Related thread on pgsql-hackers:

"use AV worker items infrastructure for GIN pending list's cleanup"

https://www.postgresql.org/message-id/flat/20210405063117.GA...

""" A customer here has 20+ GIN indexes in a big heavily used table and every time one of the indexes reaches gin_pending_list_limit (because of an insert or update) a user feels the impact.

So, currently we have a cronjob running periodically and checking pending list sizes to process the index before the limit get fired by an user operation. While the index still is processed and locked the fact that doesn't happen in the user face make the process less notorious and in the mind of users faster.

This will provide the same facility, the process will happen "in the background". """

oulu2006 · on May 17, 2021

Yes, that is quite slow.

I can regularly do 10000 inserts in about 10-15 seconds, they're done in bulk though, so that might be a part of it.

Also, I don't have 23 indexes, so that's probably a large reason why it's so slow, especially if the table is massive and therefore the index is also quite large.

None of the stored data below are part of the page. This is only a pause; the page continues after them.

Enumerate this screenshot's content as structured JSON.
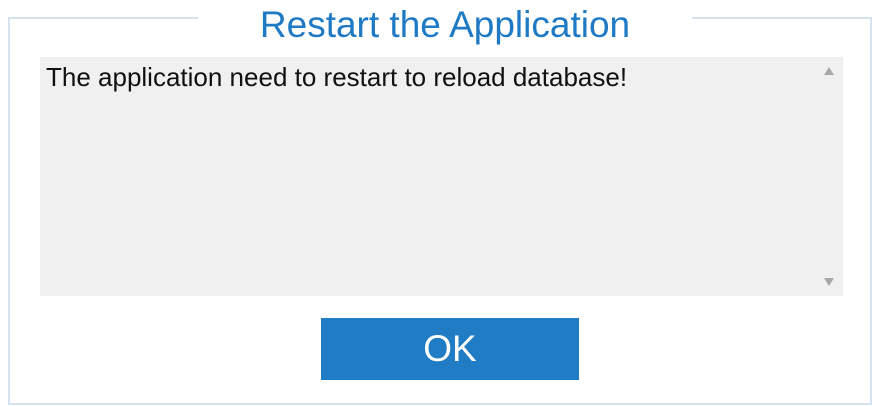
{
  "dialog": {
    "title": "Restart the Application",
    "message": "The application need to restart to reload database!",
    "ok_label": "OK"
  },
  "colors": {
    "accent": "#1f7cc5",
    "title_text": "#1e7ac4",
    "message_background": "#f0f0f0",
    "frame": "#d6e1ee"
  },
  "icons": {
    "scroll_up": "scroll-up-arrow-icon",
    "scroll_down": "scroll-down-arrow-icon"
  }
}
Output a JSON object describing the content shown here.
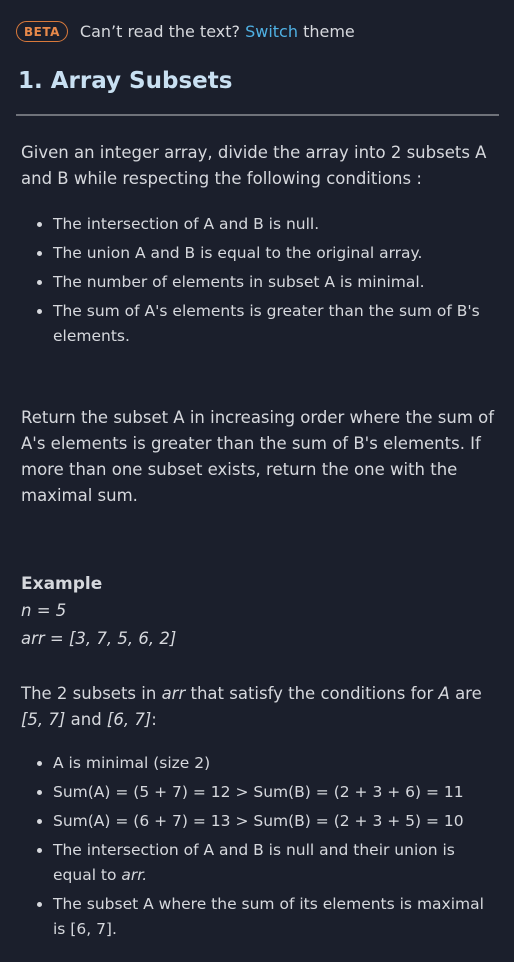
{
  "topbar": {
    "badge": "BETA",
    "notice_prefix": "Can’t read the text?",
    "notice_link": "Switch",
    "notice_suffix": "theme"
  },
  "problem": {
    "title": "1. Array Subsets",
    "intro": "Given an integer array, divide the array into 2 subsets A and B while respecting the following conditions :",
    "conditions": [
      "The intersection of A and B is null.",
      "The union A and B is equal to the original array.",
      "The number of elements in subset A is minimal.",
      "The sum of A's elements is greater than the sum of B's elements."
    ],
    "return_text": "Return the subset A in increasing order where the sum of A's elements is greater than the sum of B's elements. If more than one subset exists, return the one with the maximal sum."
  },
  "example": {
    "heading": "Example",
    "n_line": "n = 5",
    "arr_line": "arr = [3, 7, 5, 6, 2]",
    "subsets_line": {
      "pre": "The 2 subsets in ",
      "arr": "arr",
      "mid": " that satisfy the conditions for ",
      "a": "A",
      "post": " are",
      "s1": "[5, 7]",
      "and": " and ",
      "s2": "[6, 7]",
      "colon": ":"
    },
    "points": [
      "A is minimal (size 2)",
      "Sum(A) = (5 + 7) = 12 > Sum(B) = (2 + 3 + 6) = 11",
      "Sum(A) = (6 + 7) = 13 > Sum(B) = (2 + 3 + 5) = 10"
    ],
    "point4_pre": "The intersection of A and B is null and their union is equal to ",
    "point4_arr": "arr.",
    "point5": "The subset A where the sum of its elements is maximal is [6, 7]."
  },
  "colors": {
    "background": "#1b1f2c",
    "badge": "#e8894a",
    "link": "#4fb0e3",
    "title": "#c9e0f2"
  }
}
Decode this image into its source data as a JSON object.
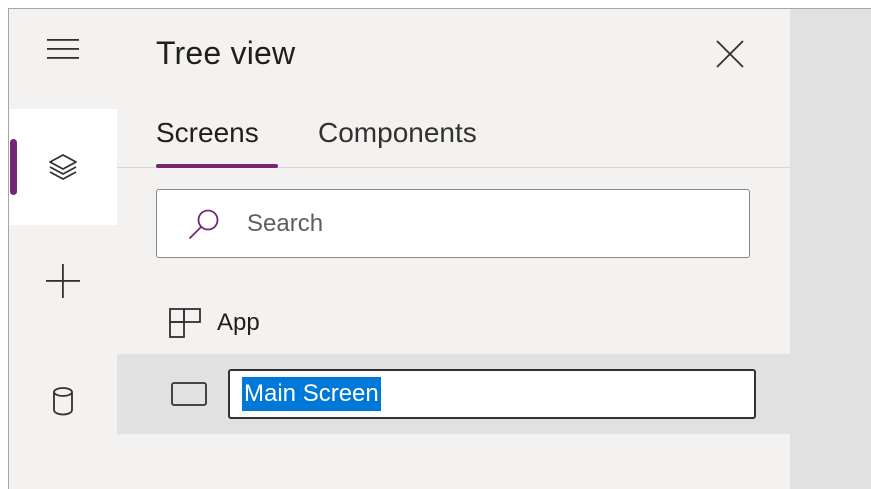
{
  "panel": {
    "title": "Tree view",
    "close_icon": "close-icon"
  },
  "rail": {
    "items": [
      {
        "name": "menu",
        "icon": "hamburger-icon",
        "active": false
      },
      {
        "name": "tree-view",
        "icon": "layers-icon",
        "active": true
      },
      {
        "name": "insert",
        "icon": "plus-icon",
        "active": false
      },
      {
        "name": "data",
        "icon": "database-icon",
        "active": false
      }
    ],
    "accent": "#742774"
  },
  "tabs": [
    {
      "label": "Screens",
      "selected": true
    },
    {
      "label": "Components",
      "selected": false
    }
  ],
  "search": {
    "placeholder": "Search",
    "icon": "search-icon"
  },
  "tree": {
    "app_label": "App",
    "screen_rename_value": "Main Screen"
  },
  "colors": {
    "accent": "#742774",
    "selection": "#0078d7"
  }
}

strictfp · on May 15, 2021

I would setup an async replication to another table or data source for the full-text search.

aidos · on May 15, 2021

Oooo. That’s a nice performance gotcha I wasn’t aware of. Good article, nicely written.

avinassh · on May 16, 2021

I loved the animation! Which tool did you use to create that?

s3rg4fts · on May 17, 2021

I did it on Procreate on an iPad. You can export layers as GIF (or an MP4 video). But I guess you could do the same with Photoshop on a desktop.